I'm finally getting around to putting this CB450 engine back together. I've had a variety of obstacles this last year.
I'm going to try my hand at documenting the process - here goes:
One of the main things that draws me to the 450 is the torsion-bar valve spring mechanism. It speaks to me somehow.
I've had the head spiffed up at my local machine shop. I've installed new valve guide seals, the original "cap" kind held down with the little fork-thing:

The torsion bar assembly goes in first. They come labeled "A" or "B". The A assemblies go on the right intake and the left exhaust. The Bs go on the left intake and right exhaust. These photos are of the right intake. Fish the splined tube in to the hole, and thread it through the valve closer fork.

The fork will only engage the splines in the correct position. This shot shows the approximate relative position of the fork and the anchor arm where this happens.

It's a fine time now to stick the valve in, and see that the hook straddles it:

Let the anchor flop down

Drop the keeper ring over the valve stem, flat side down:

Put a speck of Vaseline (or other goo of your choice) on one of the keepers:

And place it on the valve stem, engaged in the grooves:

With both keepers in, you can rotate the torsion bar anchor up to see that the keepers are restrained in the ring:

A 14mm open-end wrench works to load the spring by rotating the anchor until it lines up with the hollow pin. When it is, you can tap the works inwards:

And then put the bolt in

Now you can fish the eccentric follower shaft through its hole in the head and into a follower. Wish my fingers weren't so stubby...

The follower will lay right down on the valve stem:

Rotate the eccentric shaft until the mark on the end points to the camshaft axis. This makes the cam clearance as large as it can be:

Once the other side is done, the camshaft can go in. Orient the cam such that both lobes point outwards away from the followers. This way, you'll have clearance between the base circle of both lobes and the followers. Note the notch in the opening where my finger is on the right. The other end of the cam goes in first, and this notch is there to clear the cam for installation.

With the cam in, and the eccentrics away from it, the bearings can go on. Fidget with it until they slide in easily. If you have to force it, something is mucked up.

But wait! There's more! The axial play of the camshafts should be between 0.05 and 0.35mm (.002" and .014"). Once you tighten the cam bearing screws (with your new gaskets) you'll be able to measure the clearance with a feeler gage. Mine here is .013". I'll get a shim from my dealer, who has them in .1mm and .2mm thicknesses, and I'll have the option of moving my clearance closer to the middle of the specified range.
Also, the intake cam will be close to the alignment position needed to get the cam chain on. You can see the alignment marks in this photo too.

The exhaust cam is will need the same endplay adjustment routine. The alignment mark is a little harder to get to, as it is on the other side of the cam. Here's why: The index mark on the crank puts the Left piston at top dead center, but not between a compression stroke and a power stroke, as you'd think.

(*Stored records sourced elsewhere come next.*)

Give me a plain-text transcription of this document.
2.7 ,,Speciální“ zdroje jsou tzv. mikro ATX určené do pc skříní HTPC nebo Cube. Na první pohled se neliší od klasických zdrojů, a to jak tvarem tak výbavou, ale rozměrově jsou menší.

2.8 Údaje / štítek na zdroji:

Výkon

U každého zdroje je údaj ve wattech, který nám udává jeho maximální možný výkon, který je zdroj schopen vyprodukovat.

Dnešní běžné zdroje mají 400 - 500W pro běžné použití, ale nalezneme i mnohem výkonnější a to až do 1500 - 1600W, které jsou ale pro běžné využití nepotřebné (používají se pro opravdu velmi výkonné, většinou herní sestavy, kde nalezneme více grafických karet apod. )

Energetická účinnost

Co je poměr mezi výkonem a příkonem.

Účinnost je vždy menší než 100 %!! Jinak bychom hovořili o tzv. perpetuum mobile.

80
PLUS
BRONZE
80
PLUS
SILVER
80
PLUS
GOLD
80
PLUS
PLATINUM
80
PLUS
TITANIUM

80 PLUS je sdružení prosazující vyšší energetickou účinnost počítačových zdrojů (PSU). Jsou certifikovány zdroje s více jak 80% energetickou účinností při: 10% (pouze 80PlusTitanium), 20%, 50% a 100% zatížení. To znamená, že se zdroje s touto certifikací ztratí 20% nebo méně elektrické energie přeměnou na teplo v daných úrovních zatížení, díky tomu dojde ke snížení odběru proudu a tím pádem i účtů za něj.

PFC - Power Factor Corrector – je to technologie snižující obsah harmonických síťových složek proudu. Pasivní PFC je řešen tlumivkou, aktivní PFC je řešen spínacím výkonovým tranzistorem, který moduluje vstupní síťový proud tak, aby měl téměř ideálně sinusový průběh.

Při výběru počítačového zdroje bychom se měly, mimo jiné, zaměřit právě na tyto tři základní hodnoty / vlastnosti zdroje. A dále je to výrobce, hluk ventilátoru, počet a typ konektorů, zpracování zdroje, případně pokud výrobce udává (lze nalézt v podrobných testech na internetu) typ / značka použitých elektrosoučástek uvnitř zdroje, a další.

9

Mr. Left is between an exhaust stroke and an intake stroke. That's why the timing mark won't quite line up on the intake cam - it should be already beginning to open at that point. Mr. Right trails Mr. Left by 180 (crank) degrees, or 90 cam degrees. When Mr. Left is at TDC, Mr. Right is at BDC, between a power stroke and an exhaust stroke. Since Left is just ending an exhaust stroke and Right is just beginning one, both exhaust valves are open a bit when the exhaust cam is at timing (chain install) position. So somehow you need to rotate the cam from the position where it was easy to install to where the index marks line up, with both exhaust valve open a bit. I horsed mine around with a screwdriver prying against the sprocket teeth. Crude, yes, but effective.

I didn't bother with new gaskets (bearing caps), seal (distributor drive), O-rings (on the outside of the eccentric shafts), or lube for these photos. I will do so when I put it together for real.